In the present study, HOMA-IR was correlated more with WC in men than in women, which is consistent with the results of other studies.35,36 However, the degree of association was found to be similar when we observed the association between the highest quartile of the HOMA-IR representing insulin resistance and categories of WC (in 5 cm units). In addition, we confirmed that the risk of insulin resistance is positively associated with increasing WC for both men and women, which is consistent with other studies.15,37 Interestingly, the risk of insulin resistance associated with WC was sharply increased over the category of WC (≥ 95 cm) in men compared with women [adjusted OR, 95% confidence inteval (CI): 5.67 (2.62-12.27) in men vs. 3.26 (2.09-5.09) in women]. This discrepancy has been shown in another study for Asians where the risk of diabetes was sharply increased over the category of WC (≥ 100 cm) in men.38 This finding suggests that more vigorous efforts to reduce WC might be needed for men with higher WC over 95 cm than for women to help prevent CVD.

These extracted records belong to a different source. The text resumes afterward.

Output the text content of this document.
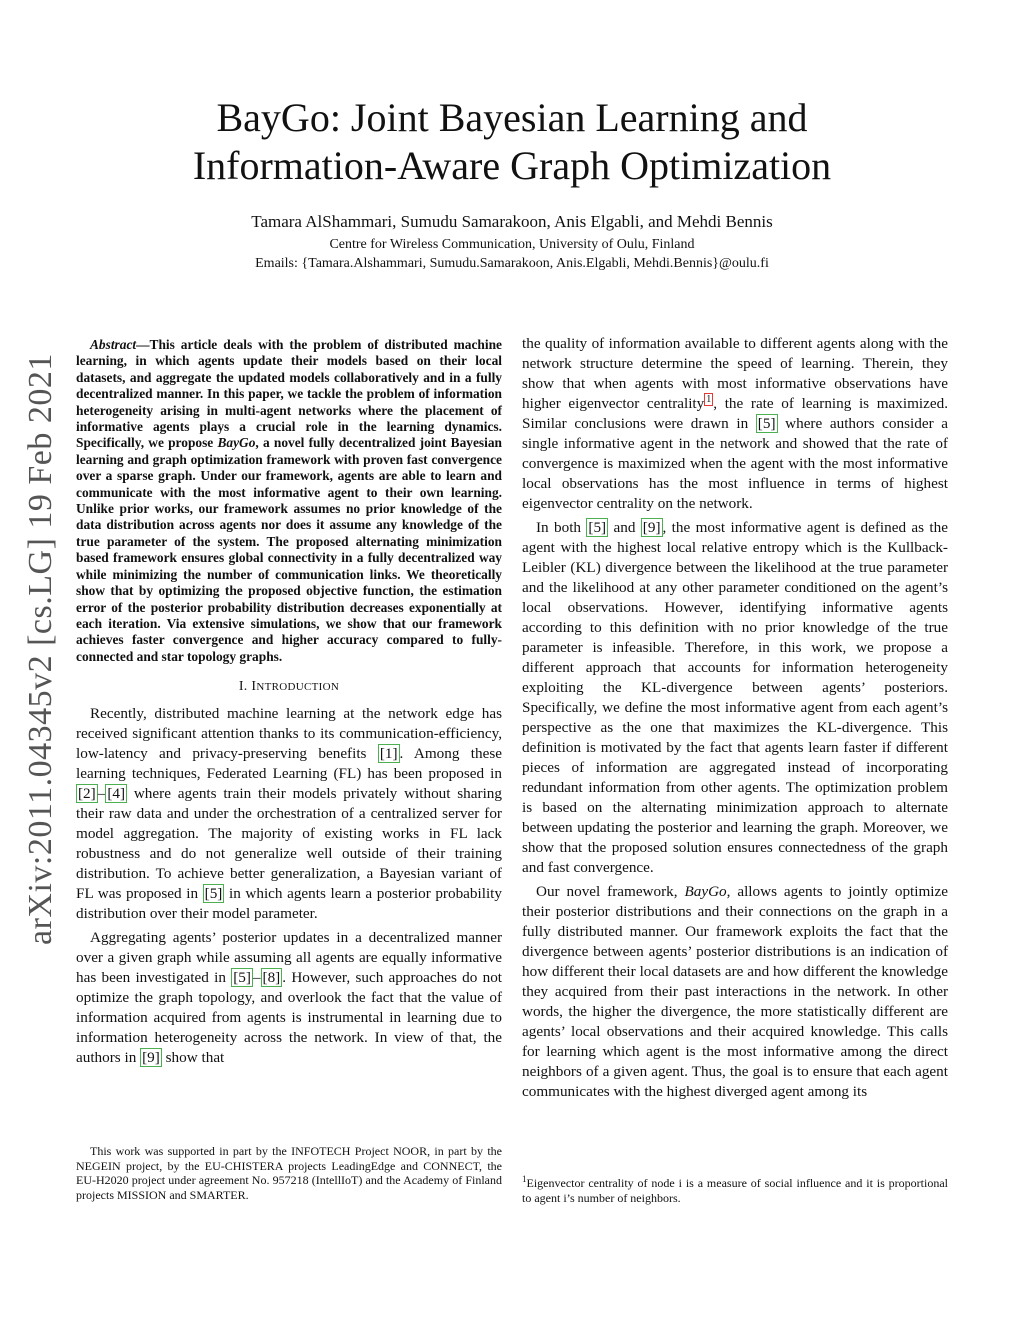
BayGo: Joint Bayesian Learning and
Information-Aware Graph Optimization
Tamara AlShammari, Sumudu Samarakoon, Anis Elgabli, and Mehdi Bennis
Centre for Wireless Communication, University of Oulu, Finland
Emails: {Tamara.Alshammari, Sumudu.Samarakoon, Anis.Elgabli, Mehdi.Bennis}@oulu.fi
arXiv:2011.04345v2 [cs.LG] 19 Feb 2021

Abstract—This article deals with the problem of distributed machine learning, in which agents update their models based on their local datasets, and aggregate the updated models collaboratively and in a fully decentralized manner. In this paper, we tackle the problem of information heterogeneity arising in multi-agent networks where the placement of informative agents plays a crucial role in the learning dynamics. Specifically, we propose BayGo, a novel fully decentralized joint Bayesian learning and graph optimization framework with proven fast convergence over a sparse graph. Under our framework, agents are able to learn and communicate with the most informative agent to their own learning. Unlike prior works, our framework assumes no prior knowledge of the data distribution across agents nor does it assume any knowledge of the true parameter of the system. The proposed alternating minimization based framework ensures global connectivity in a fully decentralized way while minimizing the number of communication links. We theoretically show that by optimizing the proposed objective function, the estimation error of the posterior probability distribution decreases exponentially at each iteration. Via extensive simulations, we show that our framework achieves faster convergence and higher accuracy compared to fully-connected and star topology graphs.

I. INTRODUCTION

Recently, distributed machine learning at the network edge has received significant attention thanks to its communication-efficiency, low-latency and privacy-preserving benefits [1] . Among these learning techniques, Federated Learning (FL) has been proposed in [2] – [4] where agents train their models privately without sharing their raw data and under the orchestration of a centralized server for model aggregation. The majority of existing works in FL lack robustness and do not generalize well outside of their training distribution. To achieve better generalization, a Bayesian variant of FL was proposed in [5] in which agents learn a posterior probability distribution over their model parameter.

Aggregating agents’ posterior updates in a decentralized manner over a given graph while assuming all agents are equally informative has been investigated in [5] – [8] . However, such approaches do not optimize the graph topology, and overlook the fact that the value of information acquired from agents is instrumental in learning due to information heterogeneity across the network. In view of that, the authors in [9] show that

This work was supported in part by the INFOTECH Project NOOR, in part by the NEGEIN project, by the EU-CHISTERA projects LeadingEdge and CONNECT, the EU-H2020 project under agreement No. 957218 (IntellIoT) and the Academy of Finland projects MISSION and SMARTER.

the quality of information available to different agents along with the network structure determine the speed of learning. Therein, they show that when agents with most informative observations have higher eigenvector centrality $^1$ , the rate of learning is maximized. Similar conclusions were drawn in [5] where authors consider a single informative agent in the network and showed that the rate of convergence is maximized when the agent with the most informative local observations has the most influence in terms of highest eigenvector centrality on the network.

In both [5] and [9] , the most informative agent is defined as the agent with the highest local relative entropy which is the Kullback-Leibler (KL) divergence between the likelihood at the true parameter and the likelihood at any other parameter conditioned on the agent’s local observations. However, identifying informative agents according to this definition with no prior knowledge of the true parameter is infeasible. Therefore, in this work, we propose a different approach that accounts for information heterogeneity exploiting the KL-divergence between agents’ posteriors. Specifically, we define the most informative agent from each agent’s perspective as the one that maximizes the KL-divergence. This definition is motivated by the fact that agents learn faster if different pieces of information are aggregated instead of incorporating redundant information from other agents. The optimization problem is based on the alternating minimization approach to alternate between updating the posterior and learning the graph. Moreover, we show that the proposed solution ensures connectedness of the graph and fast convergence.

Our novel framework, BayGo, allows agents to jointly optimize their posterior distributions and their connections on the graph in a fully distributed manner. Our framework exploits the fact that the divergence between agents’ posterior distributions is an indication of how different their local datasets are and how different the knowledge they acquired from their past interactions in the network. In other words, the higher the divergence, the more statistically different are agents’ local observations and their acquired knowledge. This calls for learning which agent is the most informative among the direct neighbors of a given agent. Thus, the goal is to ensure that each agent communicates with the highest diverged agent among its

$^1$Eigenvector centrality of node i is a measure of social influence and it is proportional to agent i’s number of neighbors.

In addition to the association of WC with insulin resistance, other metabolic risk factors including BMI, high FPG, high triglycerides, low HDL cholesterol, and high blood pressure were higher in insulin resistant subjects for both sexes in this study. These findings were consistent with those of other studies,15,36 which suggest that insulin resistance is closely related to all of the metabolic syndrome components.

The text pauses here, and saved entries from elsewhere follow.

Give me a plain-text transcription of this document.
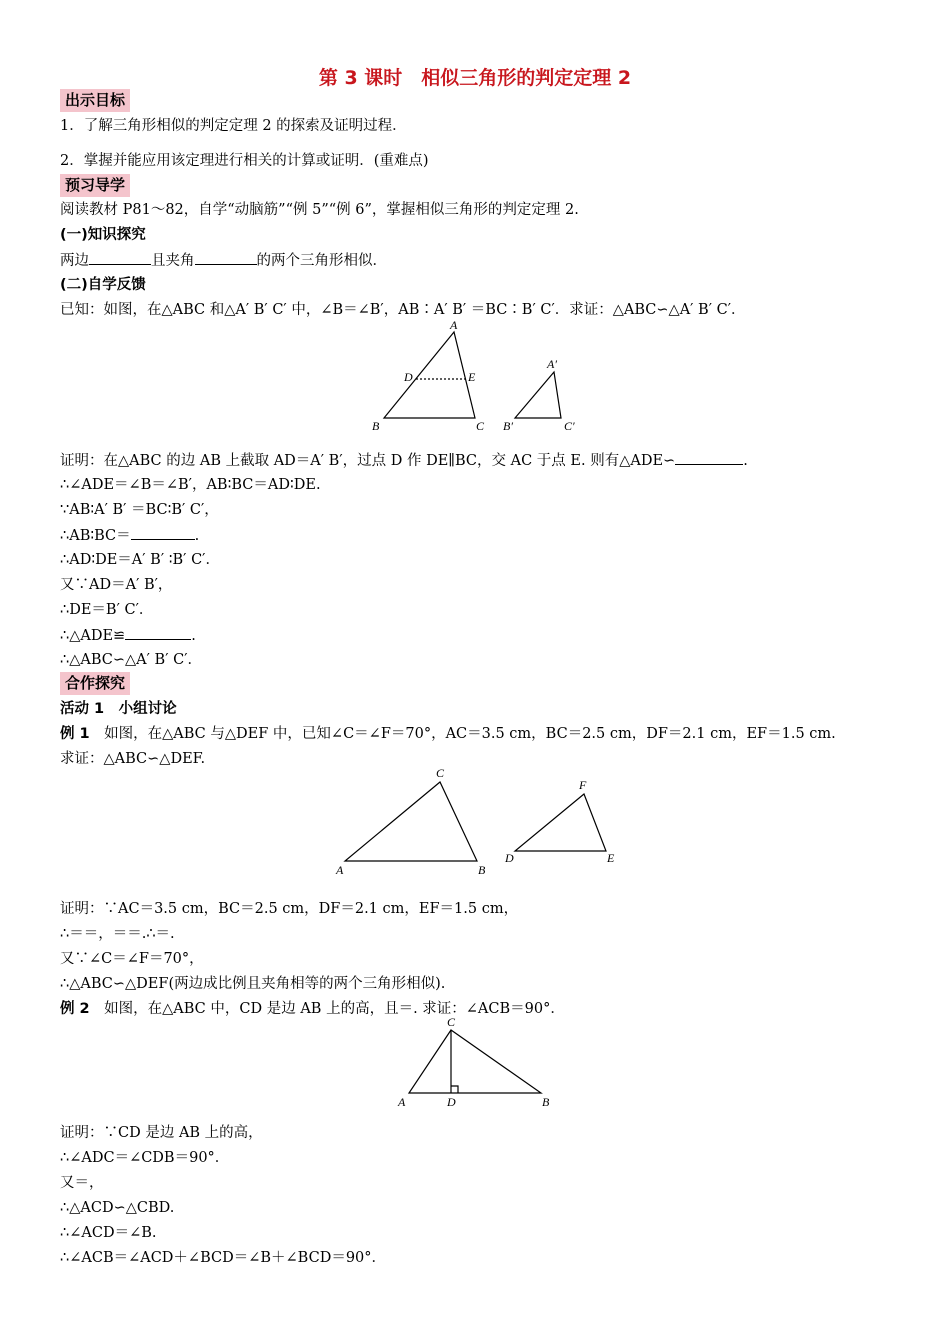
第 3 课时　相似三角形的判定定理 2
出示目标
1．了解三角形相似的判定定理 2 的探索及证明过程．
2．掌握并能应用该定理进行相关的计算或证明．(重难点)
预习导学
阅读教材 P81～82，自学“动脑筋”“例 5”“例 6”，掌握相似三角形的判定定理 2.
(一)知识探究
两边	且夹角	的两个三角形相似．
(二)自学反馈
已知：如图，在△ABC 和△A′ B′ C′ 中，∠B＝∠B′，AB∶A′ B′ ＝BC∶B′ C′．求证：△ABC∽△A′ B′ C′．
A
D	E
B	C
A′
B′	C′
证明：在△ABC 的边 AB 上截取 AD＝A′ B′，过点 D 作 DE∥BC，交 AC 于点 E. 则有△ADE∽	.
∴∠ADE＝∠B＝∠B′，AB∶BC＝AD∶DE.
∵AB∶A′ B′ ＝BC∶B′ C′，
∴AB∶BC＝	.
∴AD∶DE＝A′ B′ ∶B′ C′．
又∵AD＝A′ B′，
∴DE＝B′ C′．
∴△ADE≌	.
∴△ABC∽△A′ B′ C′．
合作探究
活动 1　小组讨论
例 1　如图，在△ABC 与△DEF 中，已知∠C＝∠F＝70°，AC＝3.5 cm，BC＝2.5 cm，DF＝2.1 cm，EF＝1.5 cm.
求证：△ABC∽△DEF.
C
A	B
F
D	E
证明：∵AC＝3.5 cm，BC＝2.5 cm，DF＝2.1 cm，EF＝1.5 cm，
∴＝＝，＝＝.∴＝.
又∵∠C＝∠F＝70°，
∴△ABC∽△DEF(两边成比例且夹角相等的两个三角形相似).
例 2　如图，在△ABC 中，CD 是边 AB 上的高，且＝. 求证：∠ACB＝90°．
C
A	D	B
证明：∵CD 是边 AB 上的高，
∴∠ADC＝∠CDB＝90°．
又＝，
∴△ACD∽△CBD.
∴∠ACD＝∠B.
∴∠ACB＝∠ACD＋∠BCD＝∠B＋∠BCD＝90°．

The present study does have limitations that should be considered. We have used the highest quartile of HOMA-IR to estimate the insulin resistance instead of using the hyperinsulinaemic clamp method, which could result in lowering validity. However, much consensus suggests that HOMA-IR is applicable to the large epidemiologic study especially in the nondiabetic population21,22 and can predict CVD.39,40 The cutoff of HOMA-IR to define insulin resistance might be controversial. When we analyzed these data again using the definition of insulin resistance as the highest quintile and tertile values of the HOMA-IR, however, the optimal cutoff values for WC were quite similar to those of the present study. When insulin resistant individuals were defined as those who had the highest quintile value of the HOMA-IR, the optimal cutoff value of WC from the ROC analysis was 85.5 cm for men and 81.0 cm for women. Sensitivity and specificity were 67.2% and 62.9% in men and 68.9% and 56.7% in women, respectively. In addition, when insulin resistant individuals were defined as those who had the highest tertile value of the HOMA-IR, the optimal cutoff value of WC from the ROC analysis was 83.5 cm for men and 79.8 cm for women. Sensitivity and specificity were 71.9% and 57.9% in men and 73.1% and 51.8% in women, respectively.

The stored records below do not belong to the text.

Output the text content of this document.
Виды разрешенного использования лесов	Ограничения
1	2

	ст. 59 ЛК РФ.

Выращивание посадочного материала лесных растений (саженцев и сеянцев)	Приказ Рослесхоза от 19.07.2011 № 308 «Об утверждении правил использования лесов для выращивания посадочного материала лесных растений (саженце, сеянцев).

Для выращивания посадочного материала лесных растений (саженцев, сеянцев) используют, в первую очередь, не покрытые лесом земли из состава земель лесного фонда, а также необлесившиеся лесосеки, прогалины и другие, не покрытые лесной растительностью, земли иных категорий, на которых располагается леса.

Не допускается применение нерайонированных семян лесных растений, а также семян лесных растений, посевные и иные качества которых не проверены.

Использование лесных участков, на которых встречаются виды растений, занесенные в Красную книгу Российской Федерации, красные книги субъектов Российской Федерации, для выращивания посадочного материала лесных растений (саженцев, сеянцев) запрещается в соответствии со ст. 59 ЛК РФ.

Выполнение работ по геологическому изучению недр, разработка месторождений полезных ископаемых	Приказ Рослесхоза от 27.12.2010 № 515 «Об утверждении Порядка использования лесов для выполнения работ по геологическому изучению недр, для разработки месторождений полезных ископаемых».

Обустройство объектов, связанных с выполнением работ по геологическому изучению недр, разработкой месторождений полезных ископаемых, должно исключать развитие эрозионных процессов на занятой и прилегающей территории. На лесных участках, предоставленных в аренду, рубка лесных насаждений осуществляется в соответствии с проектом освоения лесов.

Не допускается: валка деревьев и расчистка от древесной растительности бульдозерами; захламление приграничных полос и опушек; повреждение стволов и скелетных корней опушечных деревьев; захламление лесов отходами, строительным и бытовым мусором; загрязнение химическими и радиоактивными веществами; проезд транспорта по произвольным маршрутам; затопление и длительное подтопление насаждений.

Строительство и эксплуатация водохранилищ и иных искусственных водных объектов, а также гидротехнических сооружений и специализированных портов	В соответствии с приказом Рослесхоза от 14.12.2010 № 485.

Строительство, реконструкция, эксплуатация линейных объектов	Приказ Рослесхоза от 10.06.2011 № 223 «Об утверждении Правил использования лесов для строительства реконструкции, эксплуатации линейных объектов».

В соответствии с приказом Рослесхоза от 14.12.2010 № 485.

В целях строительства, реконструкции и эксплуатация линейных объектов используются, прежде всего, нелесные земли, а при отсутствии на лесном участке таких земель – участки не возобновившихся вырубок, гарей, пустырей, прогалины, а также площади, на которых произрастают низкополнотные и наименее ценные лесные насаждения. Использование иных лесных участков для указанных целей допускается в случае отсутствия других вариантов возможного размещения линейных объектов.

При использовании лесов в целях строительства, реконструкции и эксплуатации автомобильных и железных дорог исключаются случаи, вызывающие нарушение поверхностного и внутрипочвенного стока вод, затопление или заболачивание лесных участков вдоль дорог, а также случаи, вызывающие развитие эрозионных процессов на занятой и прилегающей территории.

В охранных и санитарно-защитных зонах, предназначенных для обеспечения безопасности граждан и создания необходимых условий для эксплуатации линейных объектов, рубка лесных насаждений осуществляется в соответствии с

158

In addition, the results in this study may not be representative of all of the Korean population, and the cross-sectional study design limits the ability to make broad inferences from the results of this study. However, to the best of our knowledge, this is the first report proposing cutoff values of WC predicting insulin resistance as a diagnostic criterion of MetS in Korea based on a large-scale, community-based population.

In conclusion, the results of the present study show that the optimal cutoff value for WC reflecting insulin resistance is considered to be 85 cm for men and 80 cm for women, suggesting that the Asian criterion of abdominal obesity (90 cm for men and 80 cm for women) might not be applicable for middle-aged to older men in Korea. Determining the cutoff value of WC as a diagnostic criterion of metabolic syndrome in well-designed prospective cohort studies is important in identifying high-risk individuals who might develop CVD, and will help Korean health professionals to instigate intervention strategies.

ACKNOWLEDGEMENTS

This study was supported by the grants from the "2003-2005 Korea Health Promotion Research Program" of the Ministry of Health and Welfare, Republic of Korea. We would like to thank Larenda Mielke at Washington University in St. Louis for assistance in revising the manuscript. We would also like to thank the personnel in the Chungju Public Health Center for recruiting the participants as well as for collecting the data for this study. In addition we thank Hee Sung Ha, MPH for her assistance in data analysis and management.

Footnotes

The authors have no financial conflicts of interest.